# "______ quoted JamesonCourage in post Hidden"



## JamesonCourage (Feb 21, 2014)

Any idea what this means? Was I quoted into a private group or something?


----------



## Nagol (Feb 21, 2014)

It is possible the post where you were quoted was snatched away by moderators as inappropriate.  They apparently have a hidden forum to move potentially problematic stuff to for internal discussion prior to deletion.


----------



## Umbran (Feb 21, 2014)

Nagol - no, that's not how it works.  We do have a separate forum for discussion, but we don't snatch up posts and carry them away.  Whatever that notification was, it wasn't that.

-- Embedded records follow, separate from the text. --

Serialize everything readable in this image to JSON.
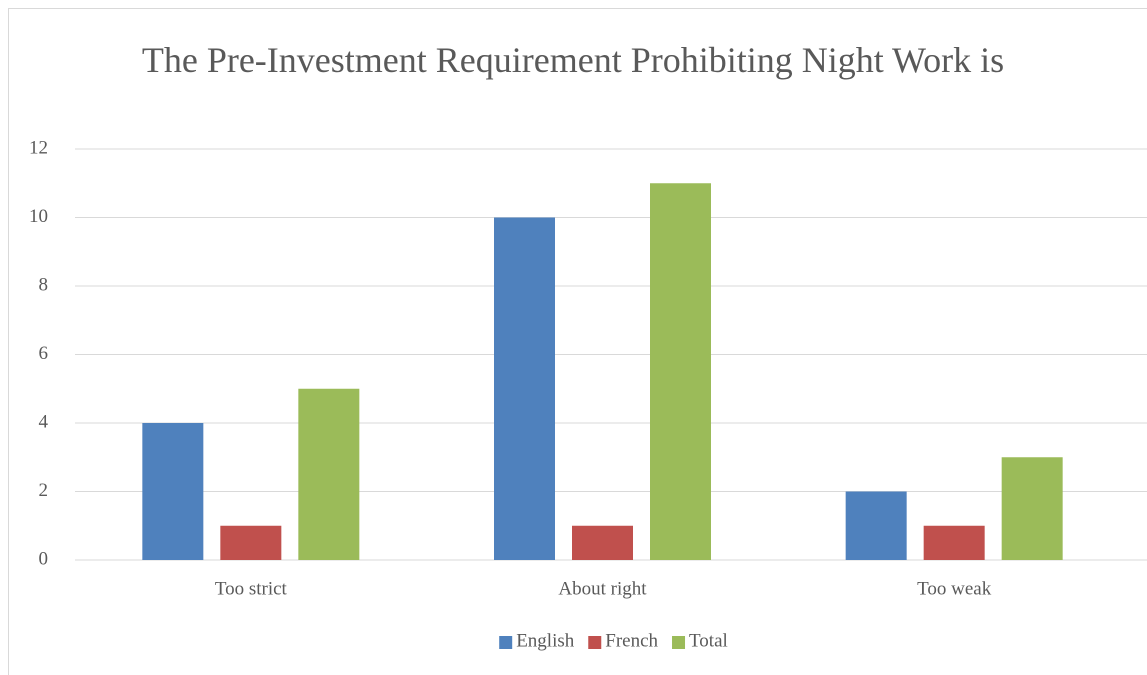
{
  "chart_data": {
    "type": "bar",
    "title": "The Pre-Investment Requirement Prohibiting Night Work is",
    "categories": [
      "Too strict",
      "About right",
      "Too weak"
    ],
    "series": [
      {
        "name": "English",
        "color": "#4f81bd",
        "values": [
          4,
          10,
          2
        ]
      },
      {
        "name": "French",
        "color": "#c0504d",
        "values": [
          1,
          1,
          1
        ]
      },
      {
        "name": "Total",
        "color": "#9bbb59",
        "values": [
          5,
          11,
          3
        ]
      }
    ],
    "ylim": [
      0,
      12
    ],
    "yticks": [
      0,
      2,
      4,
      6,
      8,
      10,
      12
    ],
    "grid": true,
    "legend": "bottom"
  }
}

(I now have the image of us as flying monkeys, picking up the Sacrecrow.  Great.)


----------



## Darkness (Feb 21, 2014)

Hm, strange.

Did it display the name or did it really just say "______?"

Either way, could it be a quote by someone on your ignore list?


----------



## JamesonCourage (Feb 21, 2014)

"06:50 PM - Plaguescarred quoted JamesonCourage in post _Hidden_"

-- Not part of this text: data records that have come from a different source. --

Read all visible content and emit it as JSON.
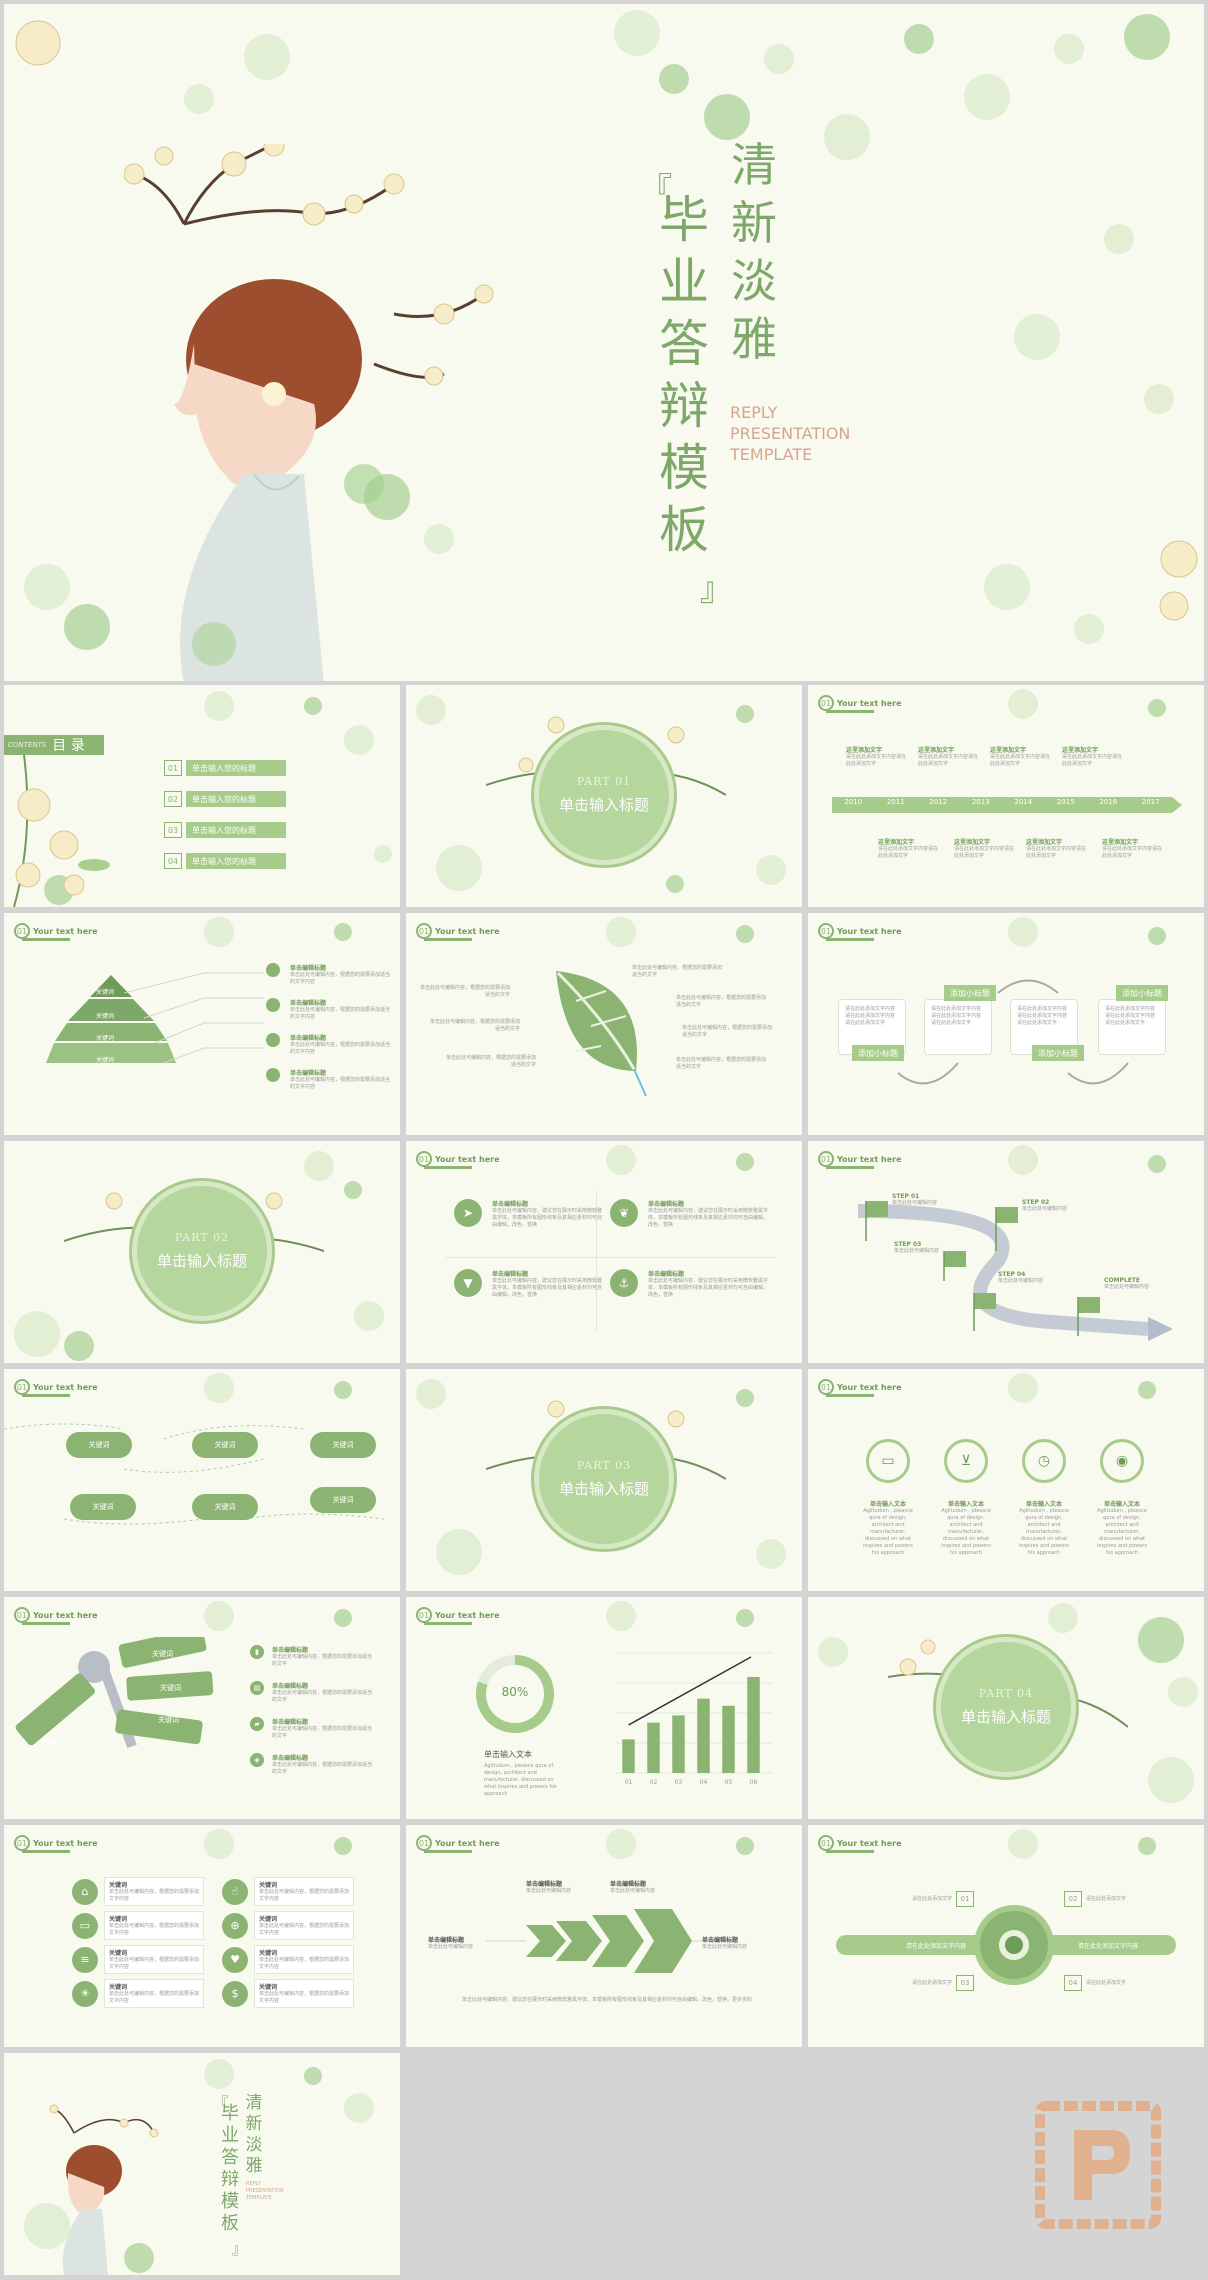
{
  "cover": {
    "title_chars": [
      "毕",
      "业",
      "答",
      "辩",
      "模",
      "板"
    ],
    "subtitle_chars": [
      "清",
      "新",
      "淡",
      "雅"
    ],
    "bracket_open": "『",
    "bracket_close": "』",
    "english_lines": [
      "REPLY",
      "PRESENTATION",
      "TEMPLATE"
    ]
  },
  "header_text": "Your text here",
  "header_num": "01",
  "toc": {
    "side_word": "CONTENTS",
    "title": "目 录",
    "items": [
      {
        "num": "01",
        "label": "单击输入您的标题"
      },
      {
        "num": "02",
        "label": "单击输入您的标题"
      },
      {
        "num": "03",
        "label": "单击输入您的标题"
      },
      {
        "num": "04",
        "label": "单击输入您的标题"
      }
    ]
  },
  "parts": [
    {
      "num": "PART 01",
      "title": "单击输入标题"
    },
    {
      "num": "PART 02",
      "title": "单击输入标题"
    },
    {
      "num": "PART 03",
      "title": "单击输入标题"
    },
    {
      "num": "PART 04",
      "title": "单击输入标题"
    }
  ],
  "timeline": {
    "years": [
      "2010",
      "2011",
      "2012",
      "2013",
      "2014",
      "2015",
      "2016",
      "2017"
    ],
    "top_title": "这里添加文字",
    "top_body": "请在此处添加文字内容请在此处添加文字",
    "bottom_title": "这里添加文字",
    "bottom_body": "请在此处添加文字内容请在此处添加文字"
  },
  "pyramid": {
    "levels": [
      "关键词",
      "关键词",
      "关键词",
      "关键词"
    ],
    "item_title": "单击编辑标题",
    "item_body": "单击此处可编辑内容，根据您的需要添加适当的文字内容"
  },
  "leaf": {
    "body": "单击此处可编辑内容，根据您的需要添加适当的文字"
  },
  "flow": {
    "box_label": "添加小标题",
    "body": "请在此处添加文字内容请在此处添加文字内容请在此处添加文字"
  },
  "quad": {
    "title": "单击编辑标题",
    "body": "单击此处可编辑内容，建议您在展示时采用微软雅黑字体，本模板所有图形线条及其相应素材均可自由编辑，改色，替换"
  },
  "steps": {
    "labels": [
      "STEP 01",
      "STEP 02",
      "STEP 03",
      "STEP 04",
      "COMPLETE"
    ],
    "body": "单击此处可编辑内容"
  },
  "clouds": {
    "label": "关键词"
  },
  "icons4": {
    "title": "单击输入文本",
    "body": "Aglitudum , pleasce qura of design, architect and manufacturer, discussed on what inspires and powers his approach"
  },
  "keys": {
    "tags": [
      "关键词",
      "关键词",
      "关键词",
      "关键词"
    ],
    "item_title": "单击编辑标题",
    "item_body": "单击此处可编辑内容，根据您的需要添加适当的文字"
  },
  "chart_data": {
    "type": "bar",
    "categories": [
      "01",
      "02",
      "03",
      "04",
      "05",
      "06"
    ],
    "values": [
      28,
      42,
      48,
      62,
      56,
      80
    ],
    "title": "",
    "xlabel": "",
    "ylabel": "",
    "ylim": [
      0,
      100
    ],
    "donut_label": "80%",
    "donut_value": 80,
    "caption": "单击输入文本",
    "caption_body": "Aglitudum , pleasce qura of design, architect and manufacturer, discussed on what inspires and powers his approach"
  },
  "iconlist": {
    "title": "关键词",
    "body": "单击此处可编辑内容，根据您的需要添加文字内容"
  },
  "arrows": {
    "title": "单击编辑标题",
    "body": "单击此处可编辑内容",
    "footer": "单击此处可编辑内容，建议您在展示时采用微软雅黑字体，本模板所有图形线条及其相应素材均可自由编辑，改色，替换。更多资料"
  },
  "hub": {
    "nums": [
      "01",
      "02",
      "03",
      "04"
    ],
    "label": "请在此处添加文字",
    "bar_left": "请在此处添加文字内容",
    "bar_right": "请在此处添加文字内容"
  },
  "colors": {
    "accent": "#8bb472",
    "accent_light": "#b5d69c",
    "bg": "#f8faf0",
    "title_green": "#7ea86a",
    "english_pink": "#d6a48f"
  }
}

I have no problems with this user, and I have nobody on my ignore list. I just didn't want to look like I was calling anyone out. Any ideas?


----------



## Umbran (Feb 21, 2014)

Hr.  Looks like a flat out error.  My search reveals no posts by him with such a timestamp in the past week.


----------



## JamesonCourage (Feb 21, 2014)

Umbran said:


> Hr.  Looks like a flat out error.  My search reveals no posts by him with such a timestamp in the past week.



Weird, but thanks for looking it up for me 

I also didn't get a notification for it. Someone else had replied ten minutes earlier, but it listed his "reply" as well. Just made me curious.


----------



## Olgar Shiverstone (Feb 25, 2014)

FYI, this error (?) just popped up for me in a notification, going the other way: "JamesonCourage quoted Olgar Shiverstone in post _Hidden_".


----------



## JamesonCourage (Feb 27, 2014)

Olgar Shiverstone said:


> FYI, this error (?) just popped up for me in a notification, going the other way: "JamesonCourage quoted Olgar Shiverstone in post _Hidden_".



Weird. I wonder if it's tied to my account. Though I like your sig, I didn't quote you.


----------